Concave polygons

Concave polygons are polygons for which a line segment joining any two points in the interior does not lie completely within the figure.

The word interior is important. You cannot choose one point inside and one point outside the figure.

The following figure is concave:



Segment AB does not entirely lie within the polygon. That is why the polygon is concave.

Notice that it is quite possible to find other segments that will lie inside the figure, such as segment FE.

However, if you can find at least one segment that does not lie within the figure, the figure is concave.

The following figure is also concave.




It is easy to construct a concave figure if the figure has at least 4 sides.

Just make sure that one interior angle is bigger than 180 degrees.

In other words, an interior angle should be a reflex angle.

Why am I saying at least 4 sides? Is it possible to make a concave triangle?

The answer is no!

Since the sum of the interior angles in any triangle must add up to 180 degrees, no interior angles can be more than 180. It is impossible!

There is another way to check if some polygons are concave polygons.

The second way to check if a polygon is a concave polygon is to look at the diagonals of the polygon.

If one or more diagonals are located outside or partly outside of the polygon, then the polygon is a concave polygon.

The polygon above has 5 diagonals made with dotted lines.

Three of them are completely inside and these are the green, orange, and teal dotted lines.

One is completely outside and it is red dotted line.

One is partially outside and it is the black dotted line.

The polygon is not a concave polygon because of the followings two situations occur.

• The black diagonal is partially located outside the polygon.
  
  
• The red diagonal is completely located outside the polygon.

A couple of exercises showing how to identify concave polygons by doing some math.

1. Four interior angles of an irregular pentagon measure 68, 176, 90 and 126. Is the irregular pentagon a concave pentagon? 

Solution

We just need to find the measure of the last angle to see if it is bigger than 180 degrees. The sum of the interior angles in a pentagon is 540.

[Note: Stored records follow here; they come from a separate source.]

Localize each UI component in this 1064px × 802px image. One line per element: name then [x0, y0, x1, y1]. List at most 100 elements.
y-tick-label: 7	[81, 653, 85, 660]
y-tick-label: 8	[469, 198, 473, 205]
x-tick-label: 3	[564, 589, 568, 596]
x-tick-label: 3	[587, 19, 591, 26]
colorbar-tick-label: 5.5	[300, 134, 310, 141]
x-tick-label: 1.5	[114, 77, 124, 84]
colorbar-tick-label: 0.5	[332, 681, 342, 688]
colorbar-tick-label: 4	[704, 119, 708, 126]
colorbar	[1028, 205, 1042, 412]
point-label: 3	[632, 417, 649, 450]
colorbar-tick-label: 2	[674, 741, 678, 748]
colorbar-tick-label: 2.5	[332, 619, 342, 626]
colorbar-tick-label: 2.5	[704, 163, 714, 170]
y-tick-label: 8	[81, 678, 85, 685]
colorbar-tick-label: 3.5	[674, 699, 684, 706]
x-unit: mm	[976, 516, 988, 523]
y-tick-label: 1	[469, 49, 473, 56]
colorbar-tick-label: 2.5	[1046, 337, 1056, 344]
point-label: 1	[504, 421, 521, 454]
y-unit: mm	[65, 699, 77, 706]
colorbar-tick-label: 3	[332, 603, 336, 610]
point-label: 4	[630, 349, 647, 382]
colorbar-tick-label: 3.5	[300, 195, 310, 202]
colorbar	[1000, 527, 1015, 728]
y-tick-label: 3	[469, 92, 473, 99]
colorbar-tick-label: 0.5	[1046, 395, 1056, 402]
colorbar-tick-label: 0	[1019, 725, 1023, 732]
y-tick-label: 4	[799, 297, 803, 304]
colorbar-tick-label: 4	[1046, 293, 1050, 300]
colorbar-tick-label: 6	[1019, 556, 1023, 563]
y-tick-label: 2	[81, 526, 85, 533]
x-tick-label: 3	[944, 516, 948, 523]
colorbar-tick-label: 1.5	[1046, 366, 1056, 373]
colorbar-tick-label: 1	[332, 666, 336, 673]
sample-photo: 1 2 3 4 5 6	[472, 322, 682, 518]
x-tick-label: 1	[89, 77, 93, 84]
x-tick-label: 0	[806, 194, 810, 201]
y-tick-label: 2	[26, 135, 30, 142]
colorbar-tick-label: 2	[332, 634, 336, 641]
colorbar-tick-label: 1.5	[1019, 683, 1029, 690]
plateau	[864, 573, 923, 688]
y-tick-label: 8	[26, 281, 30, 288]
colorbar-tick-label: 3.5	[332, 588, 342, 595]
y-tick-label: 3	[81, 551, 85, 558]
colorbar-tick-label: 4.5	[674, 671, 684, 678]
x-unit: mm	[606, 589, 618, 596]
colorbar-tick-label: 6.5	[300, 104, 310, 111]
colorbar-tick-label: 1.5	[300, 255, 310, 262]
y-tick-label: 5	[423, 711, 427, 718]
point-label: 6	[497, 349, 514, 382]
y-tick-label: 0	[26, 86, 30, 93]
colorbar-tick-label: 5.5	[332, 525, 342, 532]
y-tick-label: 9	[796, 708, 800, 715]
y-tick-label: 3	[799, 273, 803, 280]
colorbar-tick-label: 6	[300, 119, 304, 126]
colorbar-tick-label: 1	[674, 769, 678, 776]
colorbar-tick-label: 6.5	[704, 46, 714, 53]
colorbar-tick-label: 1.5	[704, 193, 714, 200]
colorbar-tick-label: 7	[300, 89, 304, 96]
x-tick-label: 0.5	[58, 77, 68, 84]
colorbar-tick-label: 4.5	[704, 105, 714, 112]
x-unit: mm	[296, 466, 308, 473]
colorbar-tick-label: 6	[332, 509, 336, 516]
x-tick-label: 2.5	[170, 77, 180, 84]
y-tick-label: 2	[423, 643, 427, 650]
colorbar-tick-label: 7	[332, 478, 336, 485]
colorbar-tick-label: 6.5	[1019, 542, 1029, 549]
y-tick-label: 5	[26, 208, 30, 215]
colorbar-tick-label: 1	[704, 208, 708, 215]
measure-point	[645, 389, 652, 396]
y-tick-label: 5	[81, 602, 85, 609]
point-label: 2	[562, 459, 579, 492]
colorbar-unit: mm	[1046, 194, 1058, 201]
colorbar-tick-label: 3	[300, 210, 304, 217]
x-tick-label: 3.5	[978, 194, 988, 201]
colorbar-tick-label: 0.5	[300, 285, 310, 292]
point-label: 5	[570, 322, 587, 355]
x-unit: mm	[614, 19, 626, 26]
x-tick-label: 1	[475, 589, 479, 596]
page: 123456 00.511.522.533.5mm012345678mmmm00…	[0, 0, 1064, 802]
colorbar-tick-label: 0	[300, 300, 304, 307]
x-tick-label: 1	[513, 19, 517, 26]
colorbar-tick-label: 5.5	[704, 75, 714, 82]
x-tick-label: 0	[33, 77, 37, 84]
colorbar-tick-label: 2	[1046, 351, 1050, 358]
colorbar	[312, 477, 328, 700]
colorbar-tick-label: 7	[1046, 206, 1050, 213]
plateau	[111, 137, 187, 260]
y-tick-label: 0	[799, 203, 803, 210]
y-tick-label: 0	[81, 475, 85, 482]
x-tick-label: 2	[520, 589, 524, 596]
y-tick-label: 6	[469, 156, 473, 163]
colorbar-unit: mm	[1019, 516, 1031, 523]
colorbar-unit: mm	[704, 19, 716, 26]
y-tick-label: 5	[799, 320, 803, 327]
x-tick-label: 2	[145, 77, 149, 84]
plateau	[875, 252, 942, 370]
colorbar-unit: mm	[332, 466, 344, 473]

68 + 176 + 90 + 126 + x = 540

460 + x = 540

x = 540 - 460 = 80

Since none of the angles inside the pentagon measure more than 180, the pentagon is not a concave pentagon.

2. Three interior angles of a quadrilateral measure 50, 105, and 15. Is the quadrilateral a concave quadrilateral? 

Solution

We just need to find the measure of the last angle to see if it is bigger than 180 degrees. The sum of the interior angles in a quadrilateral is 360.

50 + 105 + 15 + x = 360

170 + x = 360

x = 360 - 170 = 190

Since one angle inside the quadrilateral measure more than 180, the quadrilateral is a concave quadrilateral.